Reading Holder Distribution
On Solscan, open the token page and navigate to the Holders tab. This shows the top wallets by token balance as a percentage of total supply.
Concentration analysis
Add up the percentages of the top 10 holders. If the top 10 hold more than 40–50% of supply collectively, the token is highly concentrated. Any of those wallets selling meaningfully will affect price. If a single non-deployer wallet holds more than 5–10%, investigate that wallet — it may be an undisclosed insider allocation.
Wallet cluster detection
Open the top 5–10 holder wallets in separate tabs and check each one's funding history. Were multiple holder wallets all funded from the same parent wallet in a short time window? This is the cluster pattern described in the safety checklist — it indicates the developer has distributed tokens across multiple controlled wallets to hide concentration.
Bot wallet patterns
Early buyers that are clearly bot wallets (created recently, no history, small SOL balance, only DEX swaps) are not necessarily malicious — they may be competing sniper bots. But a high percentage of bot wallet holders with no genuine human buyers suggests the token has no real community, only automated buyers who will exit as soon as they hit take-profit.

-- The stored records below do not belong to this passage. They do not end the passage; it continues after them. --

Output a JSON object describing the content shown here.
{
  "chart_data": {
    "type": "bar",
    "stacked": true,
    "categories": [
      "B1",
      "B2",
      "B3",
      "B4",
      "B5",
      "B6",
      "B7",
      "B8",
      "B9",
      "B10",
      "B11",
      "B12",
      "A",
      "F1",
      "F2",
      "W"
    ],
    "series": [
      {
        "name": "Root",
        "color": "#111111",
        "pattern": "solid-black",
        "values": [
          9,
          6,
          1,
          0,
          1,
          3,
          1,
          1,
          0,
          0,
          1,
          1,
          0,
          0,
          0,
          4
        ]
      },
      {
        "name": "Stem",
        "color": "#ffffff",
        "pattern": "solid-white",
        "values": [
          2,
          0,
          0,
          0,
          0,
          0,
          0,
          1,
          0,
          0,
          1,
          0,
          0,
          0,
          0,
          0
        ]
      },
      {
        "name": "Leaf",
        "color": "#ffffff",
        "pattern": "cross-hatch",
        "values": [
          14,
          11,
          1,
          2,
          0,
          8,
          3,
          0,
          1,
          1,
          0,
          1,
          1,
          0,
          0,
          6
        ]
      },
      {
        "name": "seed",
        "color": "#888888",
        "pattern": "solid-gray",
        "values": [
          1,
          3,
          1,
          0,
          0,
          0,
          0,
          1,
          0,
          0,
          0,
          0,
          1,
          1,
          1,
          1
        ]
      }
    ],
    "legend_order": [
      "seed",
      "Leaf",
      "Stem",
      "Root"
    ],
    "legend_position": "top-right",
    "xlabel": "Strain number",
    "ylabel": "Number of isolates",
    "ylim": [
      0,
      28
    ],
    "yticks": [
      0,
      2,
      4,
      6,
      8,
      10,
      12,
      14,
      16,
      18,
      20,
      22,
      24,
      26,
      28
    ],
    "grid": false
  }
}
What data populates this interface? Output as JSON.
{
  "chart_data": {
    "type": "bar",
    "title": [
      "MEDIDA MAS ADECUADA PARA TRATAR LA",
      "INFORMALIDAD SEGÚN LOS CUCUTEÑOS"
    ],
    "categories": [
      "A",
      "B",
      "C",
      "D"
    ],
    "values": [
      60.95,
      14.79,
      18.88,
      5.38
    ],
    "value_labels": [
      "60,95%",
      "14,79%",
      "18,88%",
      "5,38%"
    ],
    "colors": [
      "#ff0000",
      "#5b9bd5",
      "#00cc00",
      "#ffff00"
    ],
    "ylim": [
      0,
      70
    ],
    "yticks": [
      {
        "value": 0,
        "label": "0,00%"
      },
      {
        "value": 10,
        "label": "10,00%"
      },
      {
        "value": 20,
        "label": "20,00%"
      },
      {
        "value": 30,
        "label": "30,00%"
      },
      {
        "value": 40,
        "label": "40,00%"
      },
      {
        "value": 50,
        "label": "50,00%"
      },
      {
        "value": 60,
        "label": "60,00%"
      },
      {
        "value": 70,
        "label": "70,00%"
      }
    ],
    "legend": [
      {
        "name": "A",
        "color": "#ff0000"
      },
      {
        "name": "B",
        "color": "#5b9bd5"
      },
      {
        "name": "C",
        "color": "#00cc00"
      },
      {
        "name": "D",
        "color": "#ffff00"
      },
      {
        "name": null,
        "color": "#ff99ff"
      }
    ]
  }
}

Token Account Flags: Freeze and Mint Authority
On the Solscan token page, the Overview section shows the token's mint authority and freeze authority status. These two fields are binary: either the authority is held by a specific address, or it has been set to null (revoked).
Mint authority
If this field shows any address other than null, the holder of that address can create new tokens. New supply dilutes existing holders proportionally. Even if the dev wallet currently holds only 5% of supply, with active mint authority they can print themselves to 90%. Revoked mint authority is a non-negotiable requirement for the conservative strategy profile and strongly recommended for balanced.
Freeze authority
If active, this allows the freeze authority holder to lock any wallet's token account, preventing transfers. You could buy a token and find yourself unable to sell because the developer has frozen your account. Some legitimate stablecoin issuers retain freeze authority for regulatory compliance purposes, but for a meme token or new DeFi project, there is no legitimate reason to keep freeze authority active.
Putting It All Together: A 90-Second Token Audit
In practice, you rarely have more than 60–90 seconds to make a sniping decision before the early entry window closes. Here is a prioritised audit sequence that covers the highest-signal checks first:
- Freeze and mint authority (10 seconds): Open Solscan token page. If either is active, decision is made — skip unless you have a specific reason to override.
- Top holder concentration (20 seconds): Check top 5 holders. Any single wallet above 15%? Any cluster pattern visible? If yes, note and factor into position size.
- Deployer wallet age (15 seconds): How old is the deployer wallet? Previous tokens? If it's a fresh wallet with no history, reduce position size accordingly.
- First block buyers (20 seconds): Look at the first 3–5 transactions after pool creation. Coordinated wallets? Massive initial buys? Fresh wallets buying identical amounts?
- Liquidity lock status (15 seconds): Is pool LP locked? For how long? Single LP provider or multiple?
The automated safety score in the sniper bot strategy compresses all of these checks into a single number that updates in real time. But knowing what that number is actually measuring makes you a substantially better operator — you can override it intelligently, calibrate your thresholds with real understanding, and spot the edge cases where the automated check misses something the data makes obvious.